À medida que sua angústia aumentava como resultado da solidão que se fazia presente, eis que ao levantar a cabeça vislumbra uma imensa claridade que aos poucos ia se aproximando dela, trazendo consigo uma figura de mulher como que levitando em sua direção. Com o olhar fixo percebe se tratar de uma mulher portadora de imensa beleza envolta num manto de exuberante brancura, todo bordado com fios de ouro tendo na cabeça uma tiara de pedras preciosas.
Acercando-se da Má Sorte a mulher lhe dirige um sorriso tendo um cativante olhar a emoldurar-lhe o rosto, indagando qual a razão de tão profunda tristeza.
--- Ah, minha amiga. Há tempos que permaneço por aqui a espera de alguém a quem possa lhe causar alaguma desdita, pois somente assim consigo minimizar meus sofrimentos. Desde há muito que não me aparece quem quer que seja para que possa desejar-lhe algo de mal como o desemprego, a fome, uma doença qualquer; fomentar a discórdia entre pessoas, sobretudo aos casais levando-lhes a uma separação definitiva. Exulto quando me é dada a oportunidade de incitar os homens a cometerem um fraticício; levá-los a cometer ações frontalmente contrárias às leis e aos bons costumes. Finalmente, alegro-me no fundo do meu coração quando a desgraça se faz presente na vida de alguém. Tenho vivido desde o início dos tempos voltada no sentido de promover entre os homens tudo que há de mais execrável; de mais abominável, uma vez que represento a dor, a desgraça, o infortúnio, a miséria enfim, sou o que há de mais deplorável possa acometer alguém. Não é sem razão que sou conhecida como a Má Sorte.
--- Pois eu minha amiga, sou a Felicidade. Represento o que de melhor existe na vida.
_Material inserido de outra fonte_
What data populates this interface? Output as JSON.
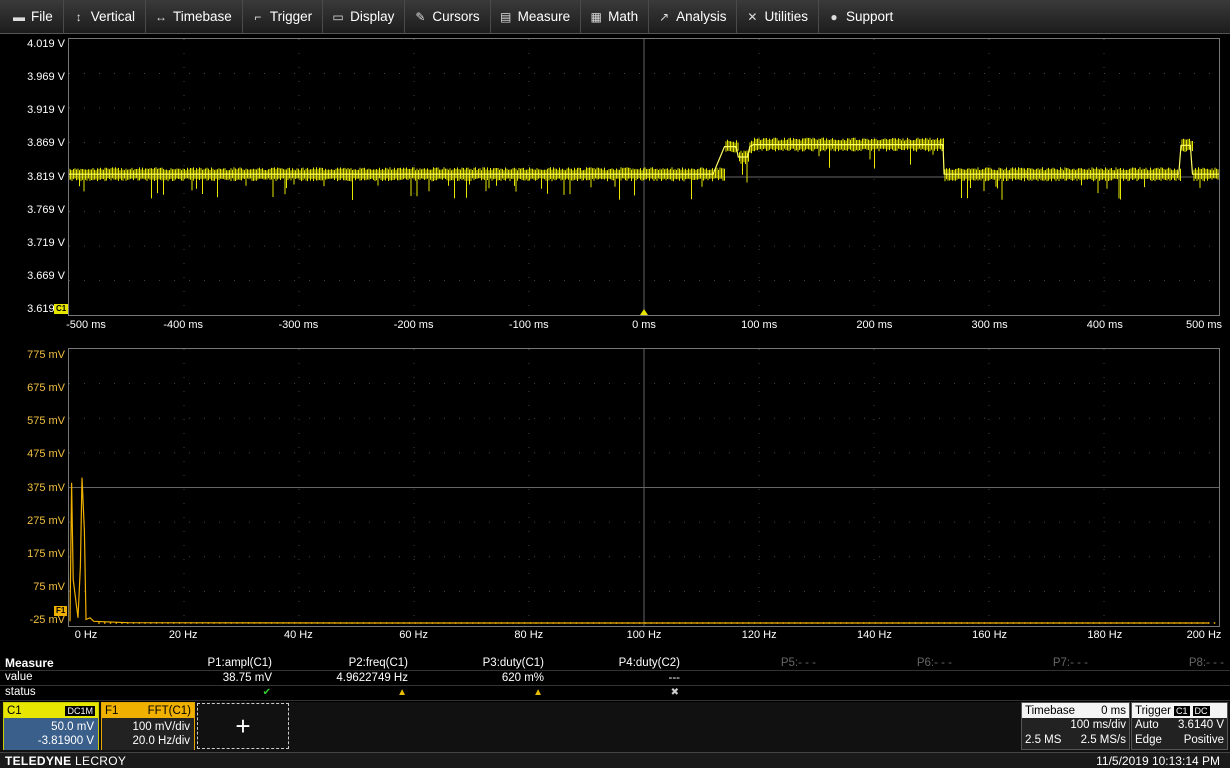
{
  "menu": [
    {
      "label": "File",
      "icon": "file-icon"
    },
    {
      "label": "Vertical",
      "icon": "vertical-arrows-icon"
    },
    {
      "label": "Timebase",
      "icon": "horizontal-arrows-icon"
    },
    {
      "label": "Trigger",
      "icon": "trigger-icon"
    },
    {
      "label": "Display",
      "icon": "display-icon"
    },
    {
      "label": "Cursors",
      "icon": "cursor-icon"
    },
    {
      "label": "Measure",
      "icon": "measure-icon"
    },
    {
      "label": "Math",
      "icon": "calculator-icon"
    },
    {
      "label": "Analysis",
      "icon": "chart-icon"
    },
    {
      "label": "Utilities",
      "icon": "tools-icon"
    },
    {
      "label": "Support",
      "icon": "info-icon"
    }
  ],
  "colors": {
    "trace_c1": "#e6e600",
    "trace_f1": "#f0b000",
    "grid": "#555555"
  },
  "chart_data": [
    {
      "type": "line",
      "series": [
        {
          "name": "C1",
          "x": [
            -500,
            -400,
            -300,
            -200,
            -100,
            0,
            60,
            70,
            80,
            82,
            90,
            92,
            95,
            100,
            200,
            260,
            261,
            300,
            400,
            465,
            467,
            475,
            477,
            500
          ],
          "values": [
            3.823,
            3.823,
            3.823,
            3.823,
            3.823,
            3.823,
            3.823,
            3.863,
            3.863,
            3.848,
            3.848,
            3.863,
            3.866,
            3.866,
            3.866,
            3.866,
            3.823,
            3.823,
            3.823,
            3.823,
            3.865,
            3.865,
            3.823,
            3.823
          ]
        }
      ],
      "y_tick_labels": [
        "4.019 V",
        "3.969 V",
        "3.919 V",
        "3.869 V",
        "3.819 V",
        "3.769 V",
        "3.719 V",
        "3.669 V",
        "3.619 V"
      ],
      "x_tick_labels": [
        "-500 ms",
        "-400 ms",
        "-300 ms",
        "-200 ms",
        "-100 ms",
        "0 ms",
        "100 ms",
        "200 ms",
        "300 ms",
        "400 ms",
        "500 ms"
      ],
      "xlim": [
        -500,
        500
      ],
      "ylim": [
        3.619,
        4.019
      ],
      "xlabel": "",
      "ylabel": "",
      "grid": true
    },
    {
      "type": "line",
      "series": [
        {
          "name": "F1",
          "x": [
            0,
            0.2,
            0.4,
            1.0,
            1.3,
            1.5,
            1.8,
            2.0,
            2.5,
            4,
            10,
            50,
            100,
            150,
            200
          ],
          "values": [
            -20,
            380,
            100,
            -10,
            140,
            395,
            240,
            -15,
            -10,
            -20,
            -24,
            -25,
            -25,
            -25,
            -25
          ]
        }
      ],
      "y_tick_labels": [
        "775 mV",
        "675 mV",
        "575 mV",
        "475 mV",
        "375 mV",
        "275 mV",
        "175 mV",
        "75 mV",
        "-25 mV"
      ],
      "x_tick_labels": [
        "0 Hz",
        "20 Hz",
        "40 Hz",
        "60 Hz",
        "80 Hz",
        "100 Hz",
        "120 Hz",
        "140 Hz",
        "160 Hz",
        "180 Hz",
        "200 Hz"
      ],
      "xlim": [
        0,
        200
      ],
      "ylim": [
        -25,
        775
      ],
      "xlabel": "",
      "ylabel": "",
      "grid": true
    }
  ],
  "markers": {
    "c1": "C1",
    "f1": "F1"
  },
  "measure": {
    "title": "Measure",
    "row_value": "value",
    "row_status": "status",
    "params": [
      {
        "name": "P1:ampl(C1)",
        "value": "38.75 mV",
        "status": "ok"
      },
      {
        "name": "P2:freq(C1)",
        "value": "4.9622749 Hz",
        "status": "warn"
      },
      {
        "name": "P3:duty(C1)",
        "value": "620 m%",
        "status": "warn"
      },
      {
        "name": "P4:duty(C2)",
        "value": "---",
        "status": "invalid"
      },
      {
        "name": "P5:- - -",
        "value": "",
        "status": ""
      },
      {
        "name": "P6:- - -",
        "value": "",
        "status": ""
      },
      {
        "name": "P7:- - -",
        "value": "",
        "status": ""
      },
      {
        "name": "P8:- - -",
        "value": "",
        "status": ""
      }
    ]
  },
  "c1_desc": {
    "label": "C1",
    "coupling": "DC1M",
    "vdiv": "50.0 mV",
    "offset": "-3.81900 V"
  },
  "f1_desc": {
    "label": "F1",
    "func": "FFT(C1)",
    "vdiv": "100 mV/div",
    "hdiv": "20.0 Hz/div"
  },
  "add_label": "+",
  "timebase": {
    "label": "Timebase",
    "delay": "0 ms",
    "tdiv": "100 ms/div",
    "samples": "2.5 MS",
    "rate": "2.5 MS/s"
  },
  "trigger": {
    "label": "Trigger",
    "source": "C1",
    "coupling": "DC",
    "mode": "Auto",
    "level": "3.6140 V",
    "type": "Edge",
    "slope": "Positive"
  },
  "status": {
    "brand_bold": "TELEDYNE",
    "brand_rest": " LECROY",
    "datetime": "11/5/2019 10:13:14 PM"
  }
}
À cada momento sou solicitada por alguém para que possa levar-lhe a alegria de viver. Atendo prontamente a todos aqueles que buscam com denodo a prática de boas ações. São aquelas pessoas que no decorrer de suas vidas se acercam de bons pensamentos; que praticam ações nobilitantes. Envidam todos os esforços na prática do bem aos seus semelhantes. Fazem da caridade,do perdãso e do amor apanágios de suas vidas. Por isso, estremece-me de alegria o coração dentro do peito todas as vezes que essas pessoas solicitam os meus préstimos. De pronto, atendo-lhes, levando tudo o que há de melhor; tudo da mais alta relevância que se traduz numa perene sensação de bem estar. Sinto-me altamente realizada quando se faz presente a oportunidade de ajudá-las, levando-lhes os mais significativos eflúvios de paz interior. Apraz-me, não tenha dúvida, a certeza de que o bem vencerá o mal. Todos nós fomos criados para que nos floreça o amor. Sou, na verdade, a personificação do bem; sou a Felicidade.
---Ah, responde-lhe a Má Sorte --- mesmo diante da resistência de muitos quando incito-os à prática de atos desabonadores; quando procuro persuadí-los uma vez que me é sobremaneira prazeroso vê-los chafurdando no lodaçal do mal. Desde o início dos tempos outra coisa não tenho feito a não ser fomentar a maldade. Procuro com denodo e sem desânimo induzir a todos que a mim se acercam à prática da desonestidade; da falsidade; do perjúrio; do egoíesmo enfim, as mais vís ações que alguém seja capaz de cometê-las. Assim, à medida que alguém se deixa influenciar, sendo conduzido a sordidez de atos deploráveis, sinto-me com a sensação do dever cumprido. Como algo a massagear-me o ego.
--- Lamentável o seu modo de ser --- responde-lhe a Felicidade. Apesar de tanta maldade; apesar de alguns serem levados à prática de atos deploráveis, a grande maioria dos homens buscam, sem esmorecimento, pautar suas vidas e cominho do bem e da virtude. Mesmo enfrentando, vez por outra, situações adversas se empenham no sentido de não se deixarem envolver pelo mal. Somente aqueles em cujos corações floresce o amor encontram a felicidade em toda sua plenitude.